There was a service dog on my flight from Sacramento to Chicago on Tuesday, a miniature Australian Shepherd with brown, white, and black fur. His owner was a man with disabilities I could detect but not define. There were certain limitations in his movements, mannerisms that implied a condition that inhibits his ability to move through the world in the breezy way so many others do and don’t think about, don’t have to think about.
The Shepherd had permission to sit on his owner’s lap and I was sitting across from his owner. This means the travel gods were smiling on me that day because how can you have a bad flight when there’s an I’m-gonna-squeeze-you-you-so-cute puppy across the aisle? On top of that, I had a coupon for a free adult beverage because at this point I’m putting Southwest Airlines employees’ kids through college and they give me drink coupons to say thanks. You’re welcome, guys. Merlot.

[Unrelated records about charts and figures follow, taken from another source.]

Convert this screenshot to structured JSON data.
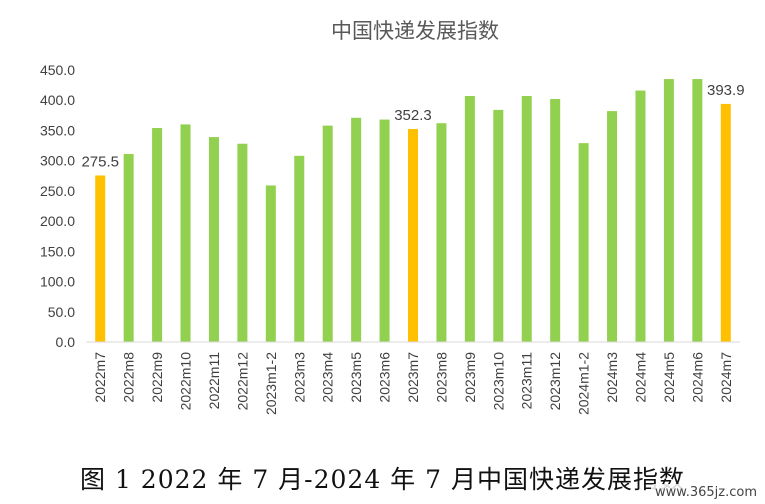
{
  "chart_data": {
    "type": "bar",
    "title": "中国快递发展指数",
    "categories": [
      "2022m7",
      "2022m8",
      "2022m9",
      "2022m10",
      "2022m11",
      "2022m12",
      "2023m1-2",
      "2023m3",
      "2023m4",
      "2023m5",
      "2023m6",
      "2023m7",
      "2023m8",
      "2023m9",
      "2023m10",
      "2023m11",
      "2023m12",
      "2024m1-2",
      "2024m3",
      "2024m4",
      "2024m5",
      "2024m6",
      "2024m7"
    ],
    "values": [
      275.5,
      311,
      354,
      360,
      339,
      328,
      259,
      308,
      358,
      371,
      368,
      352.3,
      362,
      407,
      384,
      407,
      402,
      329,
      382,
      416,
      435,
      435,
      393.9
    ],
    "highlighted": [
      0,
      11,
      22
    ],
    "data_labels": {
      "0": "275.5",
      "11": "352.3",
      "22": "393.9"
    },
    "y_ticks": [
      "0.0",
      "50.0",
      "100.0",
      "150.0",
      "200.0",
      "250.0",
      "300.0",
      "350.0",
      "400.0",
      "450.0"
    ],
    "ylim": [
      0,
      450
    ],
    "grid": false,
    "colors": {
      "bar": "#92D050",
      "highlight": "#FFC000"
    }
  },
  "caption": "图 1 2022 年 7 月-2024 年 7 月中国快递发展指数",
  "watermark": "www.365jz.com"
}
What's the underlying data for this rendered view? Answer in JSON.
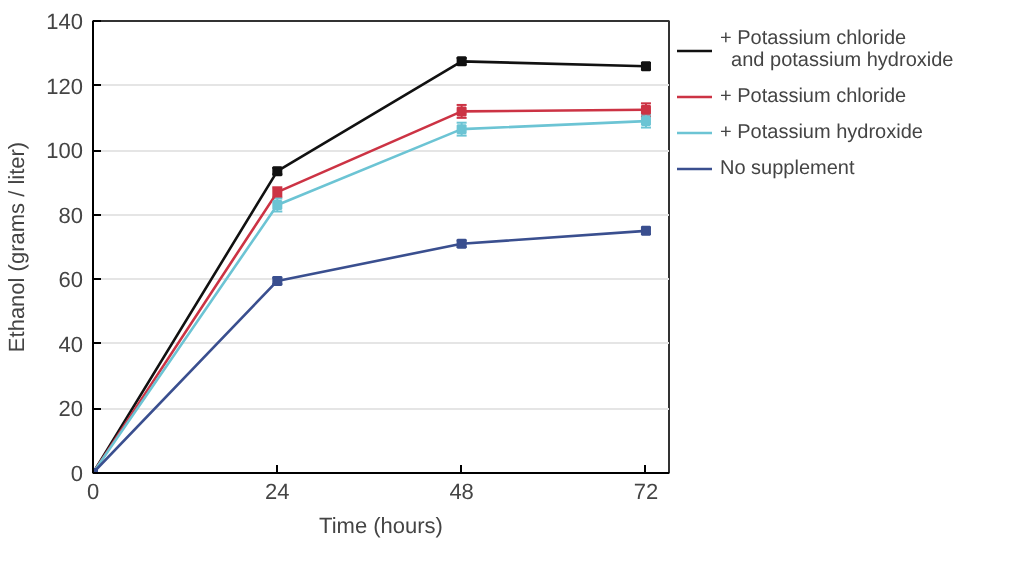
{
  "chart_data": {
    "type": "line",
    "xlabel": "Time (hours)",
    "ylabel": "Ethanol (grams / liter)",
    "x": [
      0,
      24,
      48,
      72
    ],
    "xlim": [
      0,
      75
    ],
    "xticks": [
      0,
      24,
      48,
      72
    ],
    "ylim": [
      0,
      140
    ],
    "yticks": [
      0,
      20,
      40,
      60,
      80,
      100,
      120,
      140
    ],
    "grid": "y",
    "legend": "right",
    "marker": "square",
    "line_style": "solid",
    "series": [
      {
        "name": "+ Potassium chloride\n  and potassium hydroxide",
        "color": "#111111",
        "values": [
          0,
          93.5,
          127.5,
          126
        ],
        "errors": [
          null,
          1,
          1,
          1
        ]
      },
      {
        "name": "+ Potassium chloride",
        "color": "#cc3344",
        "values": [
          0,
          87,
          112,
          112.5
        ],
        "errors": [
          null,
          1.5,
          2,
          2
        ]
      },
      {
        "name": "+ Potassium hydroxide",
        "color": "#6cc4d4",
        "values": [
          0,
          83,
          106.5,
          109
        ],
        "errors": [
          null,
          2,
          2,
          2
        ]
      },
      {
        "name": "No supplement",
        "color": "#3a4f8f",
        "values": [
          0,
          59.5,
          71,
          75
        ],
        "errors": [
          null,
          1,
          1,
          1
        ]
      }
    ]
  }
}
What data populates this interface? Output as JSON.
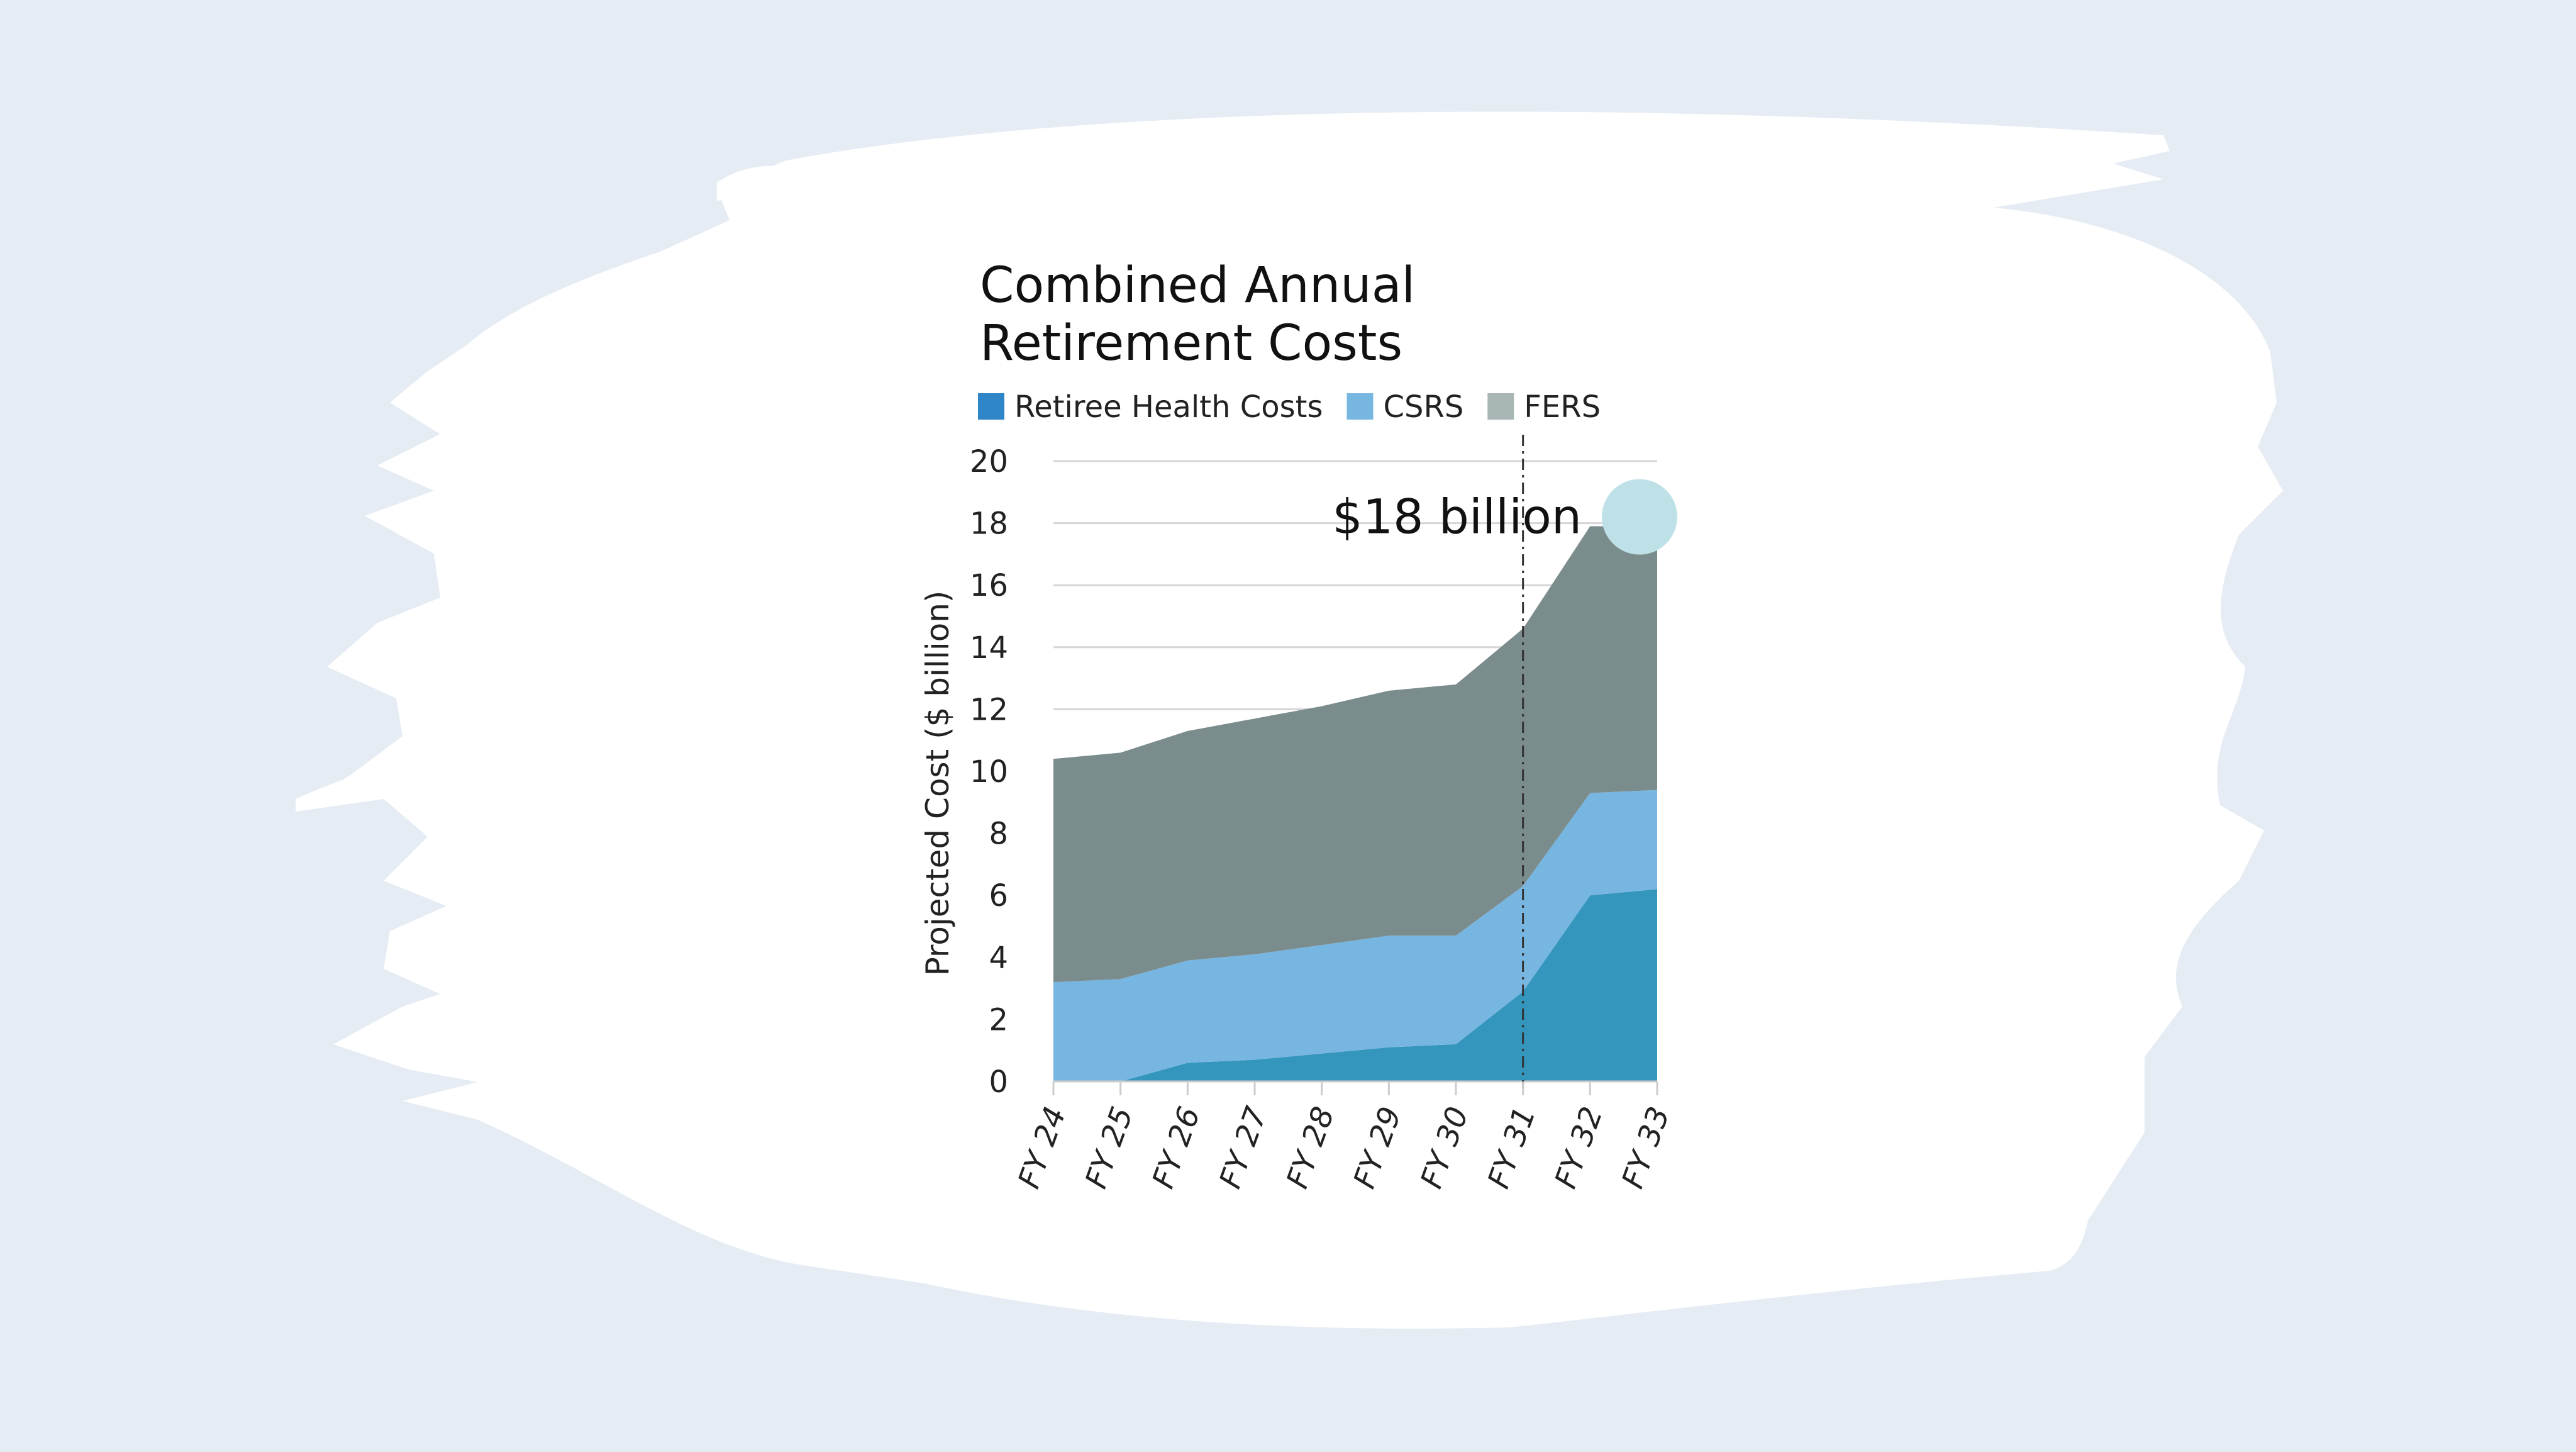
{
  "chart_data": {
    "type": "area",
    "stacked": true,
    "title_lines": [
      "Combined Annual",
      "Retirement Costs"
    ],
    "ylabel": "Projected Cost ($ billion)",
    "xlabel": "",
    "ylim": [
      0,
      20
    ],
    "yticks": [
      0,
      2,
      4,
      6,
      8,
      10,
      12,
      14,
      16,
      18,
      20
    ],
    "ytick_labels": [
      "0",
      "2",
      "4",
      "6",
      "8",
      "10",
      "12",
      "14",
      "16",
      "18",
      "20"
    ],
    "grid": true,
    "categories": [
      "FY 24",
      "FY 25",
      "FY 26",
      "FY 27",
      "FY 28",
      "FY 29",
      "FY 30",
      "FY 31",
      "FY 32",
      "FY 33"
    ],
    "series": [
      {
        "name": "Retiree Health Costs",
        "color": "#3596bd",
        "legend_color": "#2e86c8",
        "values": [
          0.0,
          0.0,
          0.6,
          0.7,
          0.9,
          1.1,
          1.2,
          2.9,
          6.0,
          6.2
        ]
      },
      {
        "name": "CSRS",
        "color": "#78b6e2",
        "legend_color": "#78b6e2",
        "values": [
          3.2,
          3.3,
          3.3,
          3.4,
          3.5,
          3.6,
          3.5,
          3.4,
          3.3,
          3.2
        ]
      },
      {
        "name": "FERS",
        "color": "#7b8c8d",
        "legend_color": "#a9b6b6",
        "values": [
          7.2,
          7.3,
          7.4,
          7.6,
          7.7,
          7.9,
          8.1,
          8.3,
          8.6,
          8.5
        ]
      }
    ],
    "annotation": {
      "text": "$18 billion",
      "category": "FY 33",
      "value": 18,
      "marker_color": "#bde1e6",
      "reference_line_category": "FY 31"
    }
  }
}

I know better than to try and pet a stranger’s dog without asking; I certainly know not to reach for a service dog without permission. But when we were delayed on the runway for another ten minutes and everyone was sitting around bored, I figured it would be okay to ask if I could pet the dog.
“Yes, you can pet him,” the man said, friendly, his speech staccato. “His name is Cody.”
I put my hand out for Cody to sniff it and then, having been accepted, I petted that sweet creature and felt every tense cell in my body melt. I don’t love all dogs — I’m afraid of most big dogs, in fact — but there are magical dogs in this world. Cody was one of them. Mild. Kind. A honey of a animal. Which made it all the more painful to watch him as we took off.
The captain announced we were next up for departure and as the engines began to rev, Cody began to pant. He whipped his head around, scared at the noises: the fans, the announcements, the wheels, the machinery in the belly of the beast. I never realized just how noisy it is when a plane begins to take off; it’s loud in there. Cody’s brow displayed intense fear. He never whined, but he shook and shook, trembling so hard his owner had to hold him tight to his chest to keep him safe.
My heart ached. I don’t know why it was so hard to see it, but when Cody plunged his head into the crook of his owner’s arm to hide, to make it go away, there were tears in my eyes. Life is terrifying. Oh, it’s grand and it’s great but it’s terrifying — and that grand, great stuff can be as terrifying as the rest of it. The man told me later in the flight that Cody was attacked by pit bulls a couple years ago and was still traumatized by the event. He said Cody didn’t use to be so nervous.
Landing was tough, too. But when we deplaned, a little girl of about six was at the gate where we came out and squealed with pure joy when she saw Cody. She ran up to the owner and asked if she could pet the dog. As I passed them to head toward baggage check, I saw the little girl love Cody completely and totally, smiling, welcoming him to terra firma with no idea how happy Cody was to see her.